Thursday, June 2, 2011

No kind of animal is safe


As a reader of this blog, you presumably know better than to let your children have pets. But you probably think there's no harm in letting them indulge in a few furry stuffed toys.

You'd be wrong. Not only do stuffed animals encourage the unrealistically positive view of animals that we strive to stamp out here. But they can cause major problems of their own, as police in Hampshire, England discovered last week, when a citizen called to report a white tiger loose in a local field.

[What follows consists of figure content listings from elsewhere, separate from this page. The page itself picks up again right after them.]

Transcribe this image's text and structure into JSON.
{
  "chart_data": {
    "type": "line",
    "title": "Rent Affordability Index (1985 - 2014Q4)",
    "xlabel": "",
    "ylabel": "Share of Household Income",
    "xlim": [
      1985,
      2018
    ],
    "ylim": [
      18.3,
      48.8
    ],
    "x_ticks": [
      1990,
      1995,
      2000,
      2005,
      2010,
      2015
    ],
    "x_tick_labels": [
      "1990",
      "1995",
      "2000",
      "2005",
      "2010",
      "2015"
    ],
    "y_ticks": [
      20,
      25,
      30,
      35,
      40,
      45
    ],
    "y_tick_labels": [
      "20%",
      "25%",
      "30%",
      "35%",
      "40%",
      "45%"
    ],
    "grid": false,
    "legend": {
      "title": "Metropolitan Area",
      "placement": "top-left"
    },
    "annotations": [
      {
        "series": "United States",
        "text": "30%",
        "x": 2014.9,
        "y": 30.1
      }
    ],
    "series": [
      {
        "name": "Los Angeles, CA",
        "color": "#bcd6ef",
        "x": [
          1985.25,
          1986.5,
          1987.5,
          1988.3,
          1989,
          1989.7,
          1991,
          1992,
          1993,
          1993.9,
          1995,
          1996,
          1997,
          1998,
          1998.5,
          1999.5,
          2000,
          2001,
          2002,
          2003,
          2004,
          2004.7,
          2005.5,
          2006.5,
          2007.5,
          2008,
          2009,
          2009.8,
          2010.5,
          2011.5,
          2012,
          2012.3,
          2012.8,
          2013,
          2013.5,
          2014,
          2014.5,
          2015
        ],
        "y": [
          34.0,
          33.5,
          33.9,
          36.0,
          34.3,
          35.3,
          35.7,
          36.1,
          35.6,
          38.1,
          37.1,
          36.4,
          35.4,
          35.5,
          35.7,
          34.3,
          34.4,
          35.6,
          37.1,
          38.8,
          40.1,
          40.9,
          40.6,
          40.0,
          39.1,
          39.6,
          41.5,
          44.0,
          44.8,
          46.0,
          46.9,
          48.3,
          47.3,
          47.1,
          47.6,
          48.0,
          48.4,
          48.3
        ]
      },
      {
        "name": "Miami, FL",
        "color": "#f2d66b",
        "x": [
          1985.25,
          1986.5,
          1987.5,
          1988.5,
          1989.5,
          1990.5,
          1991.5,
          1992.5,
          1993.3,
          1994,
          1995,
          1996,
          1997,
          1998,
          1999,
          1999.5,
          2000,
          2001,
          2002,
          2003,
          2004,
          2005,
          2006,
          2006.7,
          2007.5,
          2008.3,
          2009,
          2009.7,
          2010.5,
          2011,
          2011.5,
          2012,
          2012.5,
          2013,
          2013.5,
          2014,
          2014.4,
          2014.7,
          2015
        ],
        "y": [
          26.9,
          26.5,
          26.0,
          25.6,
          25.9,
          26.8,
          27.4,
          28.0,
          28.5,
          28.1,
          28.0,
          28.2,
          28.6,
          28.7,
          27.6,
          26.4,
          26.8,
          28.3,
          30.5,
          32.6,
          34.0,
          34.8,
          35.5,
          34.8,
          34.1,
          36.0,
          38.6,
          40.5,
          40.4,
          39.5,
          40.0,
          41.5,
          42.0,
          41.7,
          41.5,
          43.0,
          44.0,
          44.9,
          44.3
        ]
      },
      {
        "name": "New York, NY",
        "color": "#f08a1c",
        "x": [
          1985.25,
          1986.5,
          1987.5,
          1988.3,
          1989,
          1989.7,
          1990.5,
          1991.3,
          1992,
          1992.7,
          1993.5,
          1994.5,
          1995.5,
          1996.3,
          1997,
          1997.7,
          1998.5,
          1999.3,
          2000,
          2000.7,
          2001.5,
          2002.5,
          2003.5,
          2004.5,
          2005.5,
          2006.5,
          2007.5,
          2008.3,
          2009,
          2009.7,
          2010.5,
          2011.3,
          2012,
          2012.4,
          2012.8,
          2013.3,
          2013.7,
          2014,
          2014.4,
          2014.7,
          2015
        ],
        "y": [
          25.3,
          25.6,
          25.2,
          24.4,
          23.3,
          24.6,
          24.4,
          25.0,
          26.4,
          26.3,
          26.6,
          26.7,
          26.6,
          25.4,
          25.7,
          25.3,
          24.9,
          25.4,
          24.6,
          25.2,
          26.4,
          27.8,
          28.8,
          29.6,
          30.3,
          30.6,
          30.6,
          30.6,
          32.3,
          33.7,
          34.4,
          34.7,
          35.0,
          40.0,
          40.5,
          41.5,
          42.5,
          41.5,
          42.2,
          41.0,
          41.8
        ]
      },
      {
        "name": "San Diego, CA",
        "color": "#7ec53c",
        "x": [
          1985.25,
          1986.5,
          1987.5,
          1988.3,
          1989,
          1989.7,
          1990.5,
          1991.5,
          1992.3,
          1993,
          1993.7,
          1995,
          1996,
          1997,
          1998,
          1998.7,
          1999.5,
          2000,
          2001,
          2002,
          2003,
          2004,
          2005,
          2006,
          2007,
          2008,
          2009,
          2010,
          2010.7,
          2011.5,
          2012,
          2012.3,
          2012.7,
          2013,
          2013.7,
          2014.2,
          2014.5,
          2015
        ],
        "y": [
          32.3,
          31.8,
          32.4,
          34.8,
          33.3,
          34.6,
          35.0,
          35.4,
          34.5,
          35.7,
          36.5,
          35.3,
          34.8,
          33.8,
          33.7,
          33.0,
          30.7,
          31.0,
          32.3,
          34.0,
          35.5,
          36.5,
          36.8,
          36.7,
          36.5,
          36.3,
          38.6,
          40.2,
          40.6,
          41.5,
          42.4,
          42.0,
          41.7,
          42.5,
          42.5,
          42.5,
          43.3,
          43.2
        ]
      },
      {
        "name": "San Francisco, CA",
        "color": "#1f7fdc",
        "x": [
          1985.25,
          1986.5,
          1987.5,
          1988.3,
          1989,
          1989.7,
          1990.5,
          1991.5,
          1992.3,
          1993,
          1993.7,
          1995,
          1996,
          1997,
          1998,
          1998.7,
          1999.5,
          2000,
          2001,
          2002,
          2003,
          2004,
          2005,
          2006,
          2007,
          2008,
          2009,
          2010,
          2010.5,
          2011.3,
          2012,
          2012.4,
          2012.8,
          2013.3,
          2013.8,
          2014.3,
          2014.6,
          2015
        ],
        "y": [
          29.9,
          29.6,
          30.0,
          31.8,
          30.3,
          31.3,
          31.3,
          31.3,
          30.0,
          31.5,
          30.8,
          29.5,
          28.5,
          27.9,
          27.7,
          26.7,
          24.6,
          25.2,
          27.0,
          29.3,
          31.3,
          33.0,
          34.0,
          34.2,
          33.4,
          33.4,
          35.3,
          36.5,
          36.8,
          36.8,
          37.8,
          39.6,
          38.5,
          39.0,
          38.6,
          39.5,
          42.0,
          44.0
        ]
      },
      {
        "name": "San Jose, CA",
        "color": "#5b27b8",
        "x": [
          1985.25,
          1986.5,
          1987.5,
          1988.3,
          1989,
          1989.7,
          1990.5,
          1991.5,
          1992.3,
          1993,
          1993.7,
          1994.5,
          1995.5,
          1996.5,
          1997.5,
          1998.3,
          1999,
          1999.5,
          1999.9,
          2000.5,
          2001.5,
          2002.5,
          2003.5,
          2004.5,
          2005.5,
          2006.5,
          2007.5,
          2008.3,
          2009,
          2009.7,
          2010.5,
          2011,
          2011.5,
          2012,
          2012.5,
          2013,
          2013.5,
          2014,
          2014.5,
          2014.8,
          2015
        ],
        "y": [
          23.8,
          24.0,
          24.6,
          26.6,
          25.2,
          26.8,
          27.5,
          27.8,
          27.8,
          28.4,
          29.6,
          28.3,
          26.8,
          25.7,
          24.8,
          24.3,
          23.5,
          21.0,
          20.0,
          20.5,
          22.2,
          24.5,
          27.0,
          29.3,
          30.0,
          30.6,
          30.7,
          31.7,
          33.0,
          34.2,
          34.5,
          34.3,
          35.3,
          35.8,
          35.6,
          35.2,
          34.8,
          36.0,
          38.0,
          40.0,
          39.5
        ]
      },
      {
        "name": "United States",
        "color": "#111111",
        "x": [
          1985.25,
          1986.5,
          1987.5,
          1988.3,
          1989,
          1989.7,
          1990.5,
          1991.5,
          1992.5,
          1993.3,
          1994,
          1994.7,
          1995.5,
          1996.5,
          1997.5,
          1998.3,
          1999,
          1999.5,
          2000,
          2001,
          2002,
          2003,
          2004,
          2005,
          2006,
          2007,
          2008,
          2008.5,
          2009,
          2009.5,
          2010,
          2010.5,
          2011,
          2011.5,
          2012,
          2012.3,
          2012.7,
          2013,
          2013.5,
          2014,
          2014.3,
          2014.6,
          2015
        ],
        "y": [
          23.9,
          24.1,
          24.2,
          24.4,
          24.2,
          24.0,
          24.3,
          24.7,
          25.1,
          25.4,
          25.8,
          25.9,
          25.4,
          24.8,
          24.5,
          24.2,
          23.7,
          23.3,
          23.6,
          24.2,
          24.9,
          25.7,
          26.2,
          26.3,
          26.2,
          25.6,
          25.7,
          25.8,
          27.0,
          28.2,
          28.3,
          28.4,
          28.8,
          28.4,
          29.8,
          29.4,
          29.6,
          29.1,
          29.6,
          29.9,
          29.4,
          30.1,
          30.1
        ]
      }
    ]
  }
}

Officials responded in force, appropriately for such a dangerous animal, with a police helicopter and trained staff from the local Marwell Zoo, and evacuated a nearby golf course. The animal was fairly immobile, but that did not initially raise their suspicions. And you can't blame them, given how lazy most cats are, especially in the middle of the day. In fact we've noted before that tigers sleep nearly sixteen hours per day.

But then the helicopter's thermal imaging equipment detected no body heat and the animal didn't react to being buffeted by the winds generated by the helicopter. Finally, the downdraft caused the creature to roll over, revealing that it was a large stuffed toy.

Watch live footage of the culprit and a video interview with the chief inspector of the local police at The Telegraph. He seems like the kind of level headed guy you could trust to respond to a real animal emergency, and now he's had a practice drill. If I was a real tiger, I'd take my troublemaking elsewhere.